Considering that NuSepin was not associated with an increased risk of adverse events, NuSepin could be considered as relevant in the context of a pandemic, in which NuSepin modestly expedites stabilization of vital signs after admission and normalization of blood levels of pro-inflammatory cytokines, especially in moderate to severe patients. These findings suggest that inflammasome inhibitor might be one of the candidate that can be combined with various anti-inflammatory drugs and anti-viral drugs for COVID-19 patients.


The present study has several limitations because of limited sample size. Large scale validation study would increase the generalizability of our results. Only patients who were hospitalized were enrolled; none of the patients was admitted to ICU; none of the patients was in ordinal scale 5 (on 6 categories) on admission. It is also possible that this population may not be as severely ill as populations enrolled in other RCTs. For example, about 15% of patients in RECOVERY were receiving invasive mechanical ventilation. The NuSepin trial recruited none of the participants who were invasively ventilated. For this reason, the results about severe to critical COVID-19 are not conclusive. The patient with leukocyte count >4.0 x 109 and lymphocyte count >0.7 x 109 were chosen as inclusion criteria because of ethical reasons due to uncertainty of NuSepin in terms of immunosuppression. Because lymphopenia is common in COVID-19 and is correlated to severity of illness, future validation study would clarify the efficacy of NuSepin in lymphopenia patients. While there is some precedent for the use of time to clinical improvement on the ordinal scale (TTCI_P) in previously published studies for COVID-19 patients, use of "time to NEWS2 of 0" (TTCI_S) as the outcome measure might be a matter for debate. Nonetheless, this is a clinical trial of NLRP3 inflammasome inhibitor targeting GPCR19 showing promising results in terms of time to normalizing unstable pulmonary and hemodynamic vital signs of COVID-19 patients, for the first time on the literature.

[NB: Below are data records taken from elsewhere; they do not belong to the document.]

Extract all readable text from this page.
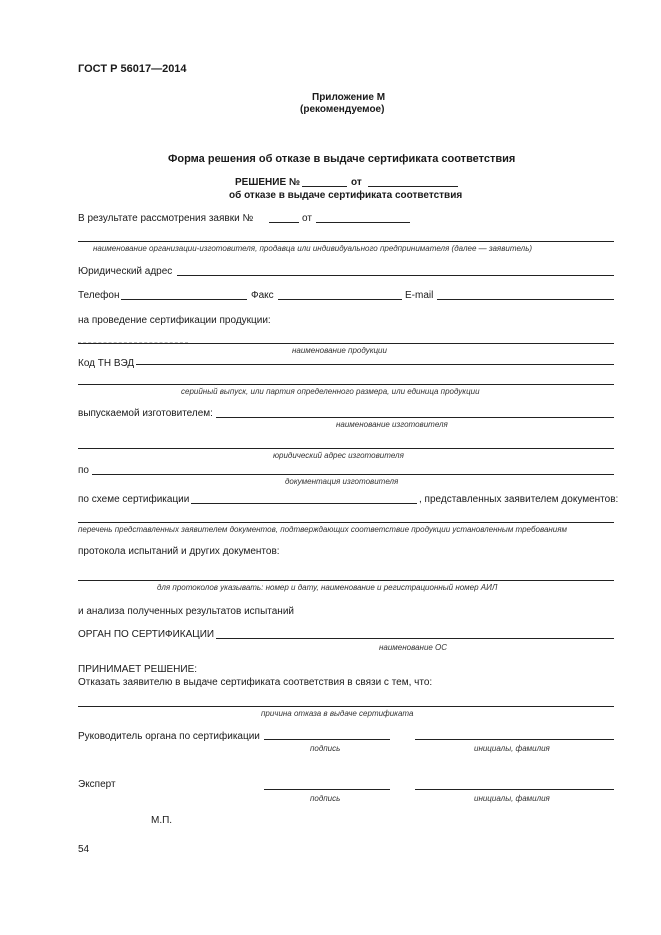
ГОСТ Р 56017—2014
Приложение М
(рекомендуемое)
Форма решения об отказе в выдаче сертификата соответствия
РЕШЕНИЕ №	от
об отказе в выдаче сертификата соответствия
В результате рассмотрения заявки №	от
наименование организации-изготовителя, продавца или индивидуального предпринимателя (далее — заявитель)
Юридический адрес
Телефон	Факс	E-mail
на проведение сертификации продукции:
наименование продукции
Код ТН ВЭД
серийный выпуск, или партия определенного размера, или единица продукции
выпускаемой изготовителем:
наименование изготовителя
юридический адрес изготовителя
по
документация изготовителя
по схеме сертификации	, представленных заявителем документов:
перечень представленных заявителем документов, подтверждающих соответствие продукции установленным требованиям
протокола испытаний и других документов:
для протоколов указывать: номер и дату, наименование и регистрационный номер АИЛ
и анализа полученных результатов испытаний
ОРГАН ПО СЕРТИФИКАЦИИ
наименование ОС
ПРИНИМАЕТ РЕШЕНИЕ:
Отказать заявителю в выдаче сертификата соответствия в связи с тем, что:
причина отказа в выдаче сертификата
Руководитель органа по сертификации
подпись	инициалы, фамилия
Эксперт
подпись	инициалы, фамилия
М.П.
54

The first draft of the manuscript was derived from clinical science report written by Mariann borsos of AdWare Inc. and Dongjin Yoo by Symyoo Inc.

Availability of data and materials

The datasets used and/or analyzed during the current study are available from the corresponding author on reasonable request.

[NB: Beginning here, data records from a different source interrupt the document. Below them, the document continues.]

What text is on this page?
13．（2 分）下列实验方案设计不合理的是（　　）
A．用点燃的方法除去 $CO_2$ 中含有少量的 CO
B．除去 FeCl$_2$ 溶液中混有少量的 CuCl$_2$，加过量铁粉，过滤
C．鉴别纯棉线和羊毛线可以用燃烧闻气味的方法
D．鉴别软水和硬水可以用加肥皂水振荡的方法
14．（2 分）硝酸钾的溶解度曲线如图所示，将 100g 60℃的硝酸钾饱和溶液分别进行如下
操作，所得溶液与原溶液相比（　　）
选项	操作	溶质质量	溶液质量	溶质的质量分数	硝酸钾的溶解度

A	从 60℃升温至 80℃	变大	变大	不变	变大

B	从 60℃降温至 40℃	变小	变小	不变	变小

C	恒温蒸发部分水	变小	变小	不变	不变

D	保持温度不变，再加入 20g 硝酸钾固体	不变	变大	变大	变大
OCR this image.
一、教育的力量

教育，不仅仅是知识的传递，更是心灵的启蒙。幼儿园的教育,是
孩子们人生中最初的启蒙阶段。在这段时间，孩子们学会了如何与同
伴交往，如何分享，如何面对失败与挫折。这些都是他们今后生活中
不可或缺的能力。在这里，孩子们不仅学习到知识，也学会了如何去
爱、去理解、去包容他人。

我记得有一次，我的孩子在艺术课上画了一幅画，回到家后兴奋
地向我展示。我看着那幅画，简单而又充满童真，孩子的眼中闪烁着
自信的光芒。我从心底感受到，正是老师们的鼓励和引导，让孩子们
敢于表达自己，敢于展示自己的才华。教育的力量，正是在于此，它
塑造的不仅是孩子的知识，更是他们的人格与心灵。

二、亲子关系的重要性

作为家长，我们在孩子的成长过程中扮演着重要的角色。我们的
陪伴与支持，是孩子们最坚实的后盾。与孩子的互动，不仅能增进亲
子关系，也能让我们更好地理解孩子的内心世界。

Ethics approval and consent to participate

The protocol was approved by the central ethics committee, Local Ethics Committee (LEC) at each site where applicable, and the national agency for medicines and medical devices of romania. Written informed consent was obtained from each patient or from the patient’s legally authorized representative if the patient was unable to provide consent.

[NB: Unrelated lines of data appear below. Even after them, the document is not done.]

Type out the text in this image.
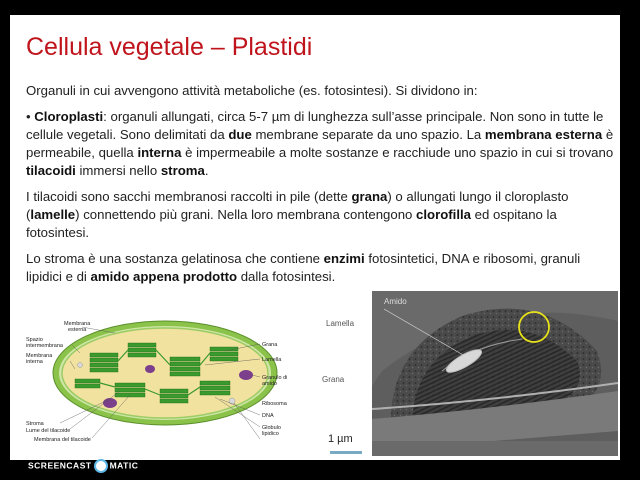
Cellula vegetale – Plastidi

Organuli in cui avvengono attività metaboliche (es. fotosintesi). Si dividono in:

• Cloroplasti: organuli allungati, circa 5-7 µm di lunghezza sull’asse principale. Non sono in tutte le cellule vegetali. Sono delimitati da due membrane separate da uno spazio. La membrana esterna è permeabile, quella interna è impermeabile a molte sostanze e racchiude uno spazio in cui si trovano tilacoidi immersi nello stroma.

I tilacoidi sono sacchi membranosi raccolti in pile (dette grana) o allungati lungo il cloroplasto (lamelle) connettendo più grani. Nella loro membrana contengono clorofilla ed ospitano la fotosintesi.

Lo stroma è una sostanza gelatinosa che contiene enzimi fotosintetici, DNA e ribosomi, granuli lipidici e di amido appena prodotto dalla fotosintesi.

Membrana
esterna
Spazio
intermembrana
Membrana
interna
Stroma
Lume del tilacoide
Membrana del tilacoide
Grana
Lamella
Granulo di
amido
Ribosoma
DNA
Globulo
lipidico
Lamella
Grana
Amido
1 µm
RECORDED WITH
SCREENCAST MATIC
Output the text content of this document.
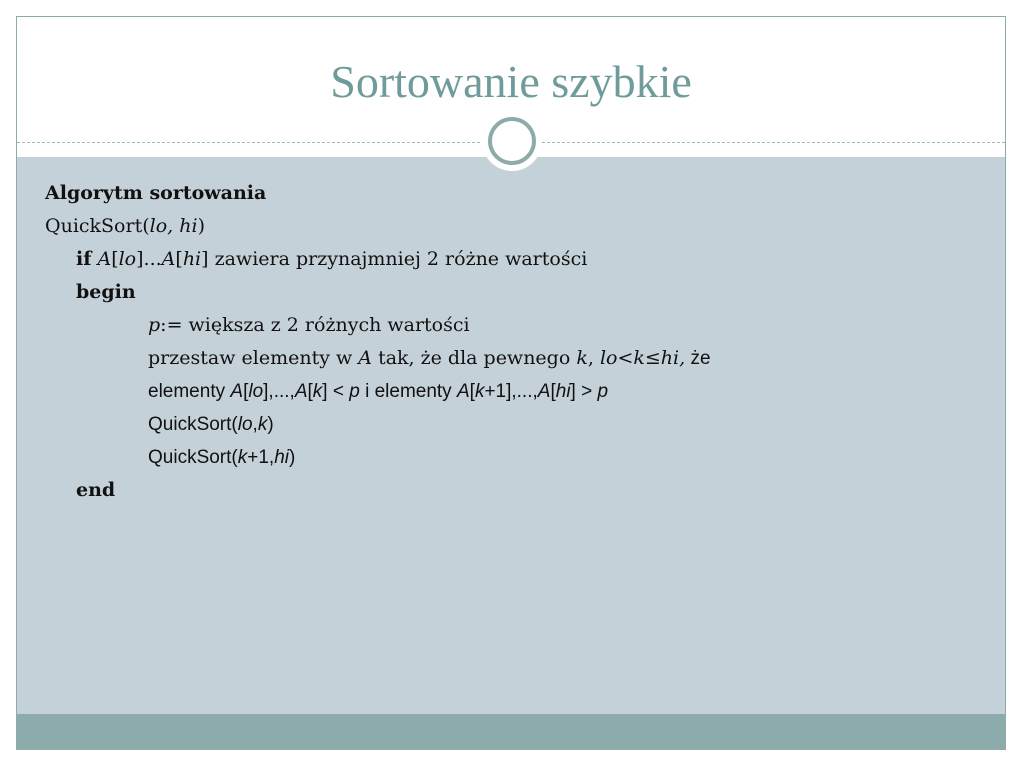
Sortowanie szybkie
Algorytm sortowania
QuickSort(lo, hi)
if A[lo]...A[hi] zawiera przynajmniej 2 różne wartości
begin
p:= większa z 2 różnych wartości
przestaw elementy w A tak, że dla pewnego k, lo<k≤hi, że
elementy A[lo],...,A[k] < p i elementy A[k+1],...,A[hi] > p
QuickSort(lo,k)
QuickSort(k+1,hi)
end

Conflicts of interest statement

This study received funding from Shaperon Inc; CL, CM, OACS and AC: Grant from Shaperon Inc. for the submitted work. The funder had the following involvement with the study; SYS, SHL and HSA are employees of Shaperon Inc. CL, CM, OACS and AC was involved in the data collection. SYS, SHL and HAS are involved in the study design, analysis, interpretation of data and writing of this article. All authors are involved in the decision to submit it for publication. The patent “Composition for treating COVID-19 comprising taurodeoxycholic acid or pharmaceutically acceptable salts thereof as an active ingredient: PCT/KR2021/011236” was invented by SYS, et al., and applied by Seoul National University R&DB Foundation. The exclusive license for the patent was transferred from SNU R&DB Foundation to Shaperon Inc. SYS is a founder of Shaperon Inc. and its current CEO.